TAMPA, Fla. — Hours before his big night, Adam Oates wasn’t too nervous to crack a joke.
“I’m excited. That’s why I was stuttering right there, yeah. I am very excited,” Oates said Saturday afternoon. “I’m very excited to coach these guys. I think they’re a great team and I’m excited to being a coach and just really looking forward to getting it going.”
“I talked to my wife about getting back into hockey and obviously working for Rick. We talked that summer and I came here, kind of optimistic on how I was going to feel,” Oates said. “Really from Day One it was just something that I went, ‘Oh yeah, this is what I’ve been missing in my life.’ It’s been the next challenge in my life to try and pass on your knowledge and learn how coach and become a coach.”
Oates‘ former players believe in his ability to be a head man.
“I think he was able to understand everything that comes with being a head coach.

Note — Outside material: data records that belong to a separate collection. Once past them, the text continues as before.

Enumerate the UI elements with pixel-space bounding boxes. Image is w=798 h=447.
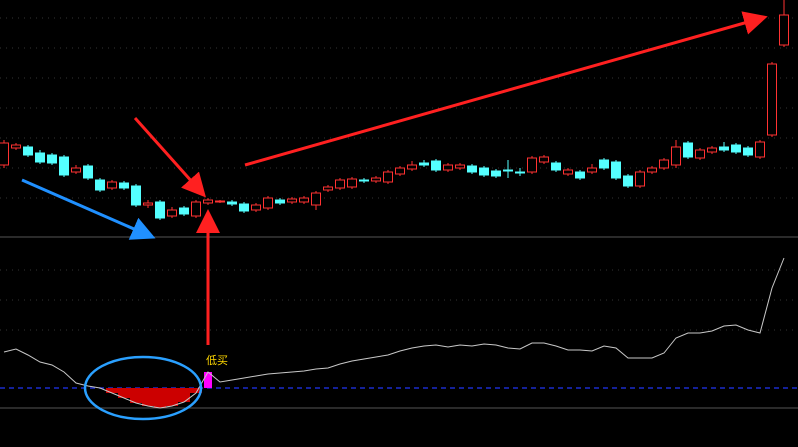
arrow bbox=[133, 117, 206, 198]
candle-body bbox=[743, 147, 753, 156]
candle-body bbox=[563, 169, 573, 175]
candle-body bbox=[0, 142, 9, 166]
candle-body bbox=[287, 198, 297, 203]
candle-body bbox=[491, 170, 501, 177]
candle-body bbox=[227, 201, 237, 205]
candle-body bbox=[635, 171, 645, 187]
negative-bar bbox=[142, 388, 154, 406]
candle-body bbox=[371, 177, 381, 182]
candle-body bbox=[71, 167, 81, 173]
candle-body bbox=[275, 199, 285, 204]
highlight-ellipse bbox=[83, 355, 203, 421]
candle-body bbox=[551, 162, 561, 171]
arrow bbox=[21, 178, 156, 240]
candle-body bbox=[263, 197, 273, 209]
candle-body bbox=[503, 169, 513, 172]
negative-bar bbox=[118, 388, 130, 398]
candle-body bbox=[455, 164, 465, 169]
negative-bar bbox=[190, 388, 202, 393]
candle-body bbox=[215, 200, 225, 203]
candle-body bbox=[659, 159, 669, 169]
candle-body bbox=[755, 141, 765, 158]
candle-body bbox=[707, 147, 717, 153]
candle-body bbox=[407, 164, 417, 170]
candle-body bbox=[131, 185, 141, 206]
candle-body bbox=[515, 171, 525, 174]
candle-body bbox=[671, 146, 681, 166]
candle-body bbox=[527, 157, 537, 173]
candle-body bbox=[767, 63, 777, 136]
candle-body bbox=[335, 179, 345, 189]
negative-bar bbox=[130, 388, 142, 403]
candle-body bbox=[443, 164, 453, 171]
candle-body bbox=[23, 146, 33, 156]
candle-body bbox=[143, 202, 153, 206]
candle-body bbox=[311, 192, 321, 206]
candle-body bbox=[167, 209, 177, 217]
candle-body bbox=[395, 167, 405, 175]
candle-body bbox=[35, 152, 45, 163]
candle-body bbox=[719, 146, 729, 151]
negative-bar bbox=[106, 388, 118, 393]
candle-body bbox=[611, 161, 621, 179]
candle-body bbox=[83, 165, 93, 179]
annotation: 低买 bbox=[206, 354, 228, 367]
candle-body bbox=[239, 203, 249, 212]
candle-body bbox=[695, 149, 705, 159]
candle-body bbox=[467, 165, 477, 173]
candle-body bbox=[299, 197, 309, 203]
negative-bar bbox=[154, 388, 166, 408]
indicator-line bbox=[3, 257, 785, 409]
candle-body bbox=[575, 171, 585, 179]
candle-body bbox=[539, 156, 549, 163]
candle-body bbox=[419, 162, 429, 166]
candle-body bbox=[155, 201, 165, 219]
candle-body bbox=[479, 167, 489, 176]
candle-body bbox=[347, 178, 357, 188]
candle-body bbox=[47, 154, 57, 164]
candle-body bbox=[431, 160, 441, 171]
candle-body bbox=[683, 142, 693, 158]
candle-body bbox=[191, 201, 201, 217]
candle-body bbox=[107, 181, 117, 189]
candle-body bbox=[731, 144, 741, 153]
negative-bar bbox=[178, 388, 190, 402]
candle-body bbox=[203, 199, 213, 204]
signal-bar bbox=[204, 372, 212, 388]
candle-body bbox=[359, 179, 369, 182]
candle-body bbox=[119, 182, 129, 189]
candle-body bbox=[11, 144, 21, 149]
candle-body bbox=[179, 207, 189, 215]
candle-body bbox=[647, 167, 657, 173]
arrow bbox=[244, 11, 768, 167]
candle-body bbox=[95, 179, 105, 191]
candle-body bbox=[383, 171, 393, 183]
negative-bar bbox=[166, 388, 178, 406]
candle-body bbox=[251, 204, 261, 211]
candle-body bbox=[599, 159, 609, 169]
candle-body bbox=[779, 14, 789, 46]
candle-body bbox=[323, 186, 333, 191]
candle-body bbox=[59, 156, 69, 176]
candle-body bbox=[623, 175, 633, 187]
candle-body bbox=[587, 167, 597, 173]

Being an assistant coach, I think you learn a lot along the way and I think he’s done that,” Lightning winger Marty St. Louis said. “Obviously he made the jump, and I truly believe that he’s ready for that. I think he’s going to do a good job.”
In a lockout-shortened 48-game season, Oates‘ impact on the Caps is one of many unknowns.
“I mean obviously it’s tough to tell until you get throw into the fire. But with the amount of knowledge that he has for the game, guys can relate him because he’s played the game,” Lightning center Steven Stamkos said. “I obviously wish him the best of luck, not against us, but against other teams. I think he’ll do well. He has a very talented, skilled team in Washington and that’s the type of player that he was, so he’ll probably be able to relate to all those guys.”
Alex Ovechkin already feels “comfortable” with Oates, and Saturday night was his first game of any kind with the Hall of Fame Center behind the bench.
But players’ trust in Oates lets him do that.
“He’s a coach [who] as an offensive player you can relate to on so many different levels. The caliber of player that he was, he’s able to relate to you in every situation on the ice,” Stamkos said. “Whether you’re going through a great stretch or a tough stretch, he knew exactly what you were feeling and what you needed to do to stay focused on that task.”